An orphan is a child whose mother or father or both has died. Historically, in the context of institutional ‘care’, the term ‘orphan’ did not necessarily mean a child whose parents had died. It was most often used to describe a child whose parent/s were (or were judged to be) unable, for many different reasons, to care for them.
Edwin Exon, superintendent of the Melbourne Orphan Asylum, attempted to define the term in a conference paper in 1891:
A child may be orphaned or bereaved wholly or partly by the death of one or of both parents, or by the disease, neglect, or criminal character of the parents.
This quote makes clear that it was certainly not the case that all children in orphanages and other institutions were ‘orphans’ in the technical sense.
Joanna Penglase’s book about growing up in ‘care’ in New South Wales is titled Orphans of the living, and she points out that
all children who are removed from parents – by whatever means and for whatever reasons – suffer the same feelings of grief and loss; they suffer as all children do who lose their parents.
The term ‘single orphan’ was often used to describe children whose fathers had died, and the term double orphan meant children who had lost both parents. Welfare workers in Victoria in the mid-twentieth century used the term ‘orphans of the living’ to differentiate between ‘real orphans’ and the circumstances of other children in care. Welfare workers in Victoria in the mid-twentieth century used the term ‘orphans of the living’ to differentiate between ‘real orphans’ and the circumstances of other children in care.
This particular, misleading use of the term ‘orphan’ in the child welfare system is one factor contributing to many Care Leavers’ sense of bewilderment about their childhood experiences.

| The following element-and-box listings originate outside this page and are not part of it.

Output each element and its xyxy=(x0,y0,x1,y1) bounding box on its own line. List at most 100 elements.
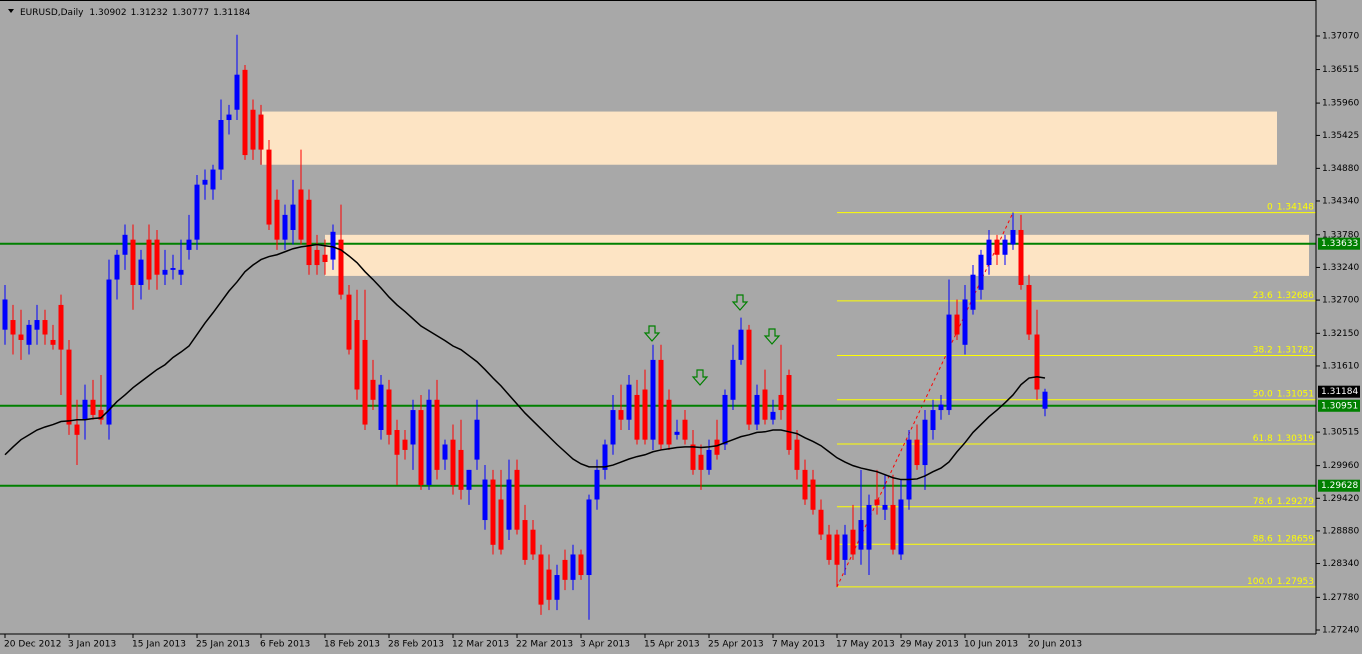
candle-body xyxy=(786,375,792,450)
level-label-box xyxy=(1318,399,1360,412)
x-tick-label: 6 Feb 2013 xyxy=(260,640,310,650)
header-open: 1.30902 xyxy=(89,8,126,18)
fib-price: 1.27953 xyxy=(1277,576,1314,586)
candle-body xyxy=(258,114,264,150)
candle-body xyxy=(98,410,104,420)
candle-body xyxy=(18,334,24,340)
fib-price: 1.28659 xyxy=(1277,534,1314,544)
header-close: 1.31184 xyxy=(213,8,250,18)
candle-body xyxy=(106,279,112,425)
candle-body xyxy=(298,189,304,240)
candle-body xyxy=(274,199,280,240)
candle-body xyxy=(714,439,720,455)
fib-label: 38.2 1.31782 xyxy=(1253,345,1314,355)
zone xyxy=(262,111,1277,165)
y-tick-label: 1.33240 xyxy=(1322,263,1359,273)
candle-body xyxy=(690,444,696,470)
candle-body xyxy=(866,504,872,550)
x-tick-label: 10 Jun 2013 xyxy=(964,640,1018,650)
fib-ratio: 100.0 xyxy=(1247,576,1273,586)
current-price-label: 1.31184 xyxy=(1321,387,1358,397)
candle-body xyxy=(186,239,192,250)
candle-body xyxy=(1018,229,1024,285)
candle-body xyxy=(810,479,816,510)
zone xyxy=(325,234,1309,276)
chart-title: EURUSD,Daily xyxy=(20,8,84,18)
candle-body xyxy=(586,499,592,576)
candle-body xyxy=(346,294,352,350)
y-tick-label: 1.35960 xyxy=(1322,99,1359,109)
fib-anchor xyxy=(836,212,1014,588)
y-tick-label: 1.37070 xyxy=(1322,32,1359,42)
candle-body xyxy=(290,204,296,230)
candle-body xyxy=(898,499,904,555)
candle-body xyxy=(874,499,880,505)
candle-body xyxy=(178,269,184,275)
candles-layer xyxy=(2,34,1048,620)
candle-body xyxy=(546,569,552,600)
current-price-label-box xyxy=(1318,385,1360,398)
y-tick-label: 1.31610 xyxy=(1322,361,1359,371)
candle-body xyxy=(818,509,824,535)
candle-body xyxy=(322,254,328,263)
candle-body xyxy=(978,254,984,290)
fib-ratio: 61.8 xyxy=(1253,433,1273,443)
candle-body xyxy=(970,274,976,310)
arrow xyxy=(691,369,709,386)
candle-body xyxy=(698,454,704,470)
candle-body xyxy=(218,120,224,170)
candle-body xyxy=(386,389,392,435)
levels-layer: 0 1.34148 23.6 1.32686 38.2 1.31782 50.0 1.3105… xyxy=(0,202,1316,588)
candle-body xyxy=(354,320,360,390)
candle-body xyxy=(210,169,216,190)
candle-body xyxy=(594,469,600,500)
candle-body xyxy=(994,239,1000,255)
arrow xyxy=(763,328,781,345)
candle-body xyxy=(2,299,8,330)
header-high: 1.31232 xyxy=(131,8,168,18)
fib-ratio: 38.2 xyxy=(1253,345,1273,355)
candle-body xyxy=(426,399,432,485)
candle-body xyxy=(146,239,152,280)
fib-label: 78.6 1.29279 xyxy=(1253,496,1315,506)
x-tick-label: 3 Jan 2013 xyxy=(68,640,116,650)
candle-body xyxy=(50,339,56,345)
fib-price: 1.32686 xyxy=(1277,290,1314,300)
candle-body xyxy=(66,349,72,425)
x-tick-label: 29 May 2013 xyxy=(900,640,959,650)
candle-body xyxy=(658,359,664,445)
y-tick-label: 1.33780 xyxy=(1322,230,1359,240)
candle-body xyxy=(114,254,120,280)
x-tick-label: 25 Jan 2013 xyxy=(196,640,250,650)
fib-price: 1.31051 xyxy=(1277,389,1314,399)
candle-body xyxy=(330,231,336,260)
candle-body xyxy=(930,410,936,430)
candle-body xyxy=(762,389,768,420)
candle-body xyxy=(954,314,960,335)
moving-average xyxy=(4,243,1046,481)
y-tick-label: 1.28340 xyxy=(1322,559,1359,569)
fib-ratio: 88.6 xyxy=(1253,534,1273,544)
x-tick-label: 25 Apr 2013 xyxy=(708,640,764,650)
y-tick-label: 1.34880 xyxy=(1322,164,1359,174)
candle-body xyxy=(986,239,992,266)
x-tick-label: 22 Mar 2013 xyxy=(516,640,573,650)
candle-body xyxy=(250,109,256,150)
candle-body xyxy=(618,410,624,420)
candle-body xyxy=(434,399,440,470)
fib-label: 0 1.34148 xyxy=(1267,202,1314,212)
candle-body xyxy=(554,575,560,600)
y-tick-label: 1.29420 xyxy=(1322,494,1359,504)
candle-body xyxy=(58,304,64,350)
candle-body xyxy=(906,439,912,500)
fib-ratio: 78.6 xyxy=(1253,496,1273,506)
candle-body xyxy=(474,419,480,460)
candle-body xyxy=(194,184,200,240)
fib-label: 23.6 1.32686 xyxy=(1253,290,1315,300)
candle-body xyxy=(202,179,208,185)
y-tick-label: 1.32150 xyxy=(1322,329,1359,339)
candle-body xyxy=(674,431,680,435)
candle-body xyxy=(914,439,920,466)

The Forgotten Australians Report stated how many children had been lied to, and incorrectly told they were orphans, only to discover the existence of one or two living parents later in life. Other children wrongly assumed they were orphans, as many children in ‘care’ were given very little information about their families.
‘Ken’, a former resident of St Nicholas’ Boys’ Home, spoke of how he had been misled to believe he was an ‘orphan’:
The Mission had forgot to tell me I had a family, four sisters, a father, mother, who had separated. My guess is that other boys – and girls – in the orphanage might have felt the same – that they were orphans also (Monk & Donoghue, 1994).